The mere suggestion that the Government of Pakistan is considering increasing the voting age from 18 to 25 is so fundamentally anti-democratic that it is difficult to treat it as a serious policy proposal.
Yet statements attributed to Adviser to the Prime Minister Rana Sanaullah suggest the government is at least “discussing” such a move. Defending the potential legislation, Sanaullah has sought to link the voting age with the minimum age for Parliamentarians. If the government has an actual issue with the age a Pakistani can enter Parliament, it should consider reducing it. What it should not do is adopt a naked attempt at electoral engineering in a vain hope for incumbency.
At 18, a Pakistani citizen is legally recognized as an adult, can marry, sign contracts, work full-time, join government service, and even enlist in the armed forces to defend the country. A state that is perfectly willing to hand young adults rifles, responsibilities, taxes, and lifelong obligations cannot suddenly deem them too immature to stamp a ballot paper. The contradiction is absurd. Adulthood cannot be selectively recognized only when it suits the state’s interests.
Let us also not pretend the public does not understand the political calculation behind this “discussion.” The widespread perception is that the ruling Pakistan Muslim League (Nawaz) believes younger voters overwhelmingly support the Pakistan Tehreek-e-Insaf and seeks to dilute that influence before future polls. Whether or not polling data fully supports this assumption is beside the point; the perception itself is deeply damaging. It reinforces the growing belief that electoral rules are being shaped not around democratic fairness, but around preserving incumbency.
The right to representation is not a privilege handed out conditionally; it is a constitutional principle. Denying millions of adults the right to vote because their choices may discomfort those in power strikes at the very foundation of representative government.
Ironically, the government is likely misdiagnosing the source of its political troubles. Youth dissatisfaction—and it is by no means limited to the youth—is not the product of social media manipulation or political branding. It stems from lived economic reality. Young Pakistanis face crushing inflation, stagnant wages, soaring unemployment, and shrinking prospects. Households are buckling under unbearable electricity and gas tariffs. Petrol prices continue to climb thanks to taxes and levies the government has started utilizing as a source of revenue.
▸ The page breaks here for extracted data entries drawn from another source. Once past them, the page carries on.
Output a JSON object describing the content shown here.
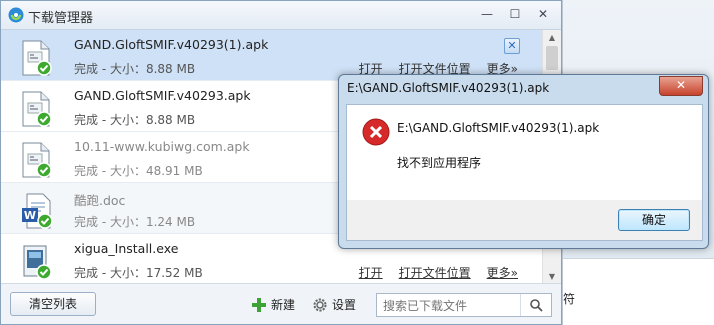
{
  "window": {
    "title": "下载管理器",
    "minimize": "—",
    "maximize": "☐",
    "close": "✕"
  },
  "downloads": [
    {
      "name": "GAND.GloftSMIF.v40293(1).apk",
      "status": "完成 - 大小：8.88 MB",
      "open": "打开",
      "open_folder": "打开文件位置",
      "more": "更多»",
      "icon": "apk-file-icon",
      "selected": true
    },
    {
      "name": "GAND.GloftSMIF.v40293.apk",
      "status": "完成 - 大小：8.88 MB",
      "icon": "apk-file-icon"
    },
    {
      "name": "10.11-www.kubiwg.com.apk",
      "status": "完成 - 大小：48.91 MB",
      "icon": "apk-file-icon"
    },
    {
      "name": "酷跑.doc",
      "status": "完成 - 大小：1.24 MB",
      "icon": "word-doc-icon"
    },
    {
      "name": "xigua_Install.exe",
      "status": "完成 - 大小：17.52 MB",
      "open": "打开",
      "open_folder": "打开文件位置",
      "more": "更多»",
      "icon": "exe-file-icon"
    }
  ],
  "footer": {
    "clear_list": "清空列表",
    "new": "新建",
    "settings": "设置",
    "search_placeholder": "搜索已下载文件"
  },
  "dialog": {
    "title": "E:\\GAND.GloftSMIF.v40293(1).apk",
    "path": "E:\\GAND.GloftSMIF.v40293(1).apk",
    "message": "找不到应用程序",
    "ok": "确定",
    "close": "✕"
  },
  "background": {
    "partial_text": "符"
  },
  "colors": {
    "selected_row": "#cfe1f6",
    "error_red": "#d62a2a",
    "check_green": "#3daa2f"
  }
}
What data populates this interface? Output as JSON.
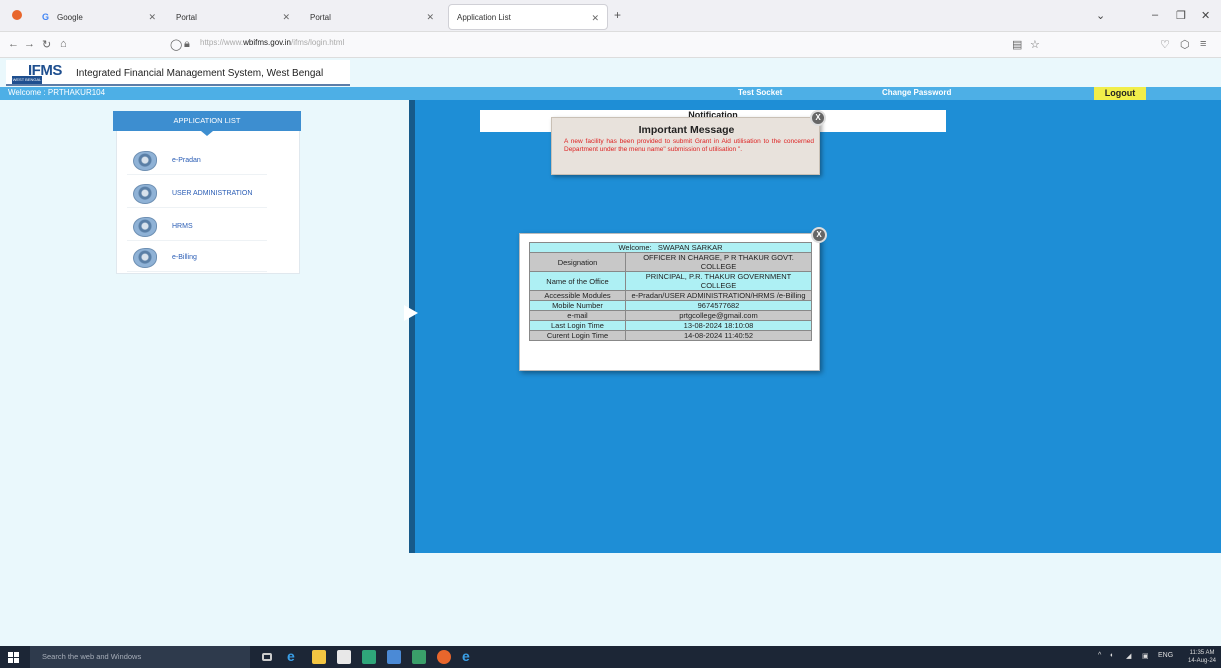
{
  "browser": {
    "tabs": [
      {
        "label": "Google",
        "active": false
      },
      {
        "label": "Portal",
        "active": false
      },
      {
        "label": "Portal",
        "active": false
      },
      {
        "label": "Application List",
        "active": true
      }
    ],
    "new_tab": "+",
    "url_prefix": "https://www.",
    "url_domain": "wbifms.gov.in",
    "url_path": "/ifms/login.html"
  },
  "header": {
    "logo_text": "IFMS",
    "logo_sub": "WEST BENGAL",
    "system_title": "Integrated Financial Management System, West Bengal"
  },
  "topbar": {
    "welcome": "Welcome : PRTHAKUR104",
    "test_socket": "Test Socket",
    "change_password": "Change Password",
    "logout": "Logout"
  },
  "app_list": {
    "title": "APPLICATION LIST",
    "items": [
      "e-Pradan",
      "USER ADMINISTRATION",
      "HRMS",
      "e-Billing"
    ]
  },
  "notification": {
    "title": "Notification"
  },
  "important_message": {
    "title": "Important Message",
    "body": "A new facility has been provided to submit Grant in Aid utilisation to the concerned Department under the menu name\" submission of utilisation \".",
    "close": "X"
  },
  "welcome_box": {
    "close": "X",
    "welcome_label": "Welcome",
    "welcome_name": "SWAPAN SARKAR",
    "rows": [
      {
        "label": "Designation",
        "value": "OFFICER IN CHARGE, P R THAKUR GOVT. COLLEGE"
      },
      {
        "label": "Name of the Office",
        "value": "PRINCIPAL, P.R. THAKUR GOVERNMENT COLLEGE"
      },
      {
        "label": "Accessible Modules",
        "value": "e-Pradan/USER ADMINISTRATION/HRMS /e-Billing"
      },
      {
        "label": "Mobile Number",
        "value": "9674577682"
      },
      {
        "label": "e-mail",
        "value": "prtgcollege@gmail.com"
      },
      {
        "label": "Last Login Time",
        "value": "13-08-2024 18:10:08"
      },
      {
        "label": "Curent Login Time",
        "value": "14-08-2024 11:40:52"
      }
    ]
  },
  "taskbar": {
    "search_placeholder": "Search the web and Windows",
    "lang": "ENG",
    "time": "11:35 AM",
    "date": "14-Aug-24"
  }
}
Purchasing power has eroded dramatically while the government repeatedly congratulates itself over diplomatic maneuvers abroad.
Diplomatic wins, however, do not fill empty kitchens, reduce utility bills, or restore economic dignity to struggling families.
It would also be disingenuous to fail to acknowledge that this controversy may serve another purpose: distraction. While public attention remains fixated on the outrageous notion of disenfranchising young adults, far more consequential discussions reportedly surrounding the proposed 28th Amendment risk escaping scrutiny. Reports of plans to reduce the provincial share under the NFC Award, redraw provincial boundaries, create new provinces, and introduce sweeping alterations to the office of the presidency would fundamentally reshape Pakistan’s constitutional structure. These are matters requiring national debate and maximum transparency, not quiet negotiations behind closed doors.
Ultimately, this entire episode highlights a government increasingly disconnected from the public. Instead of focusing on governance, economic relief, institutional reform, and democratic confidence-building, the leadership appears preoccupied solely with preserving political control.
A confident government seeks votes. An insecure one seeks ways to limit who can cast them.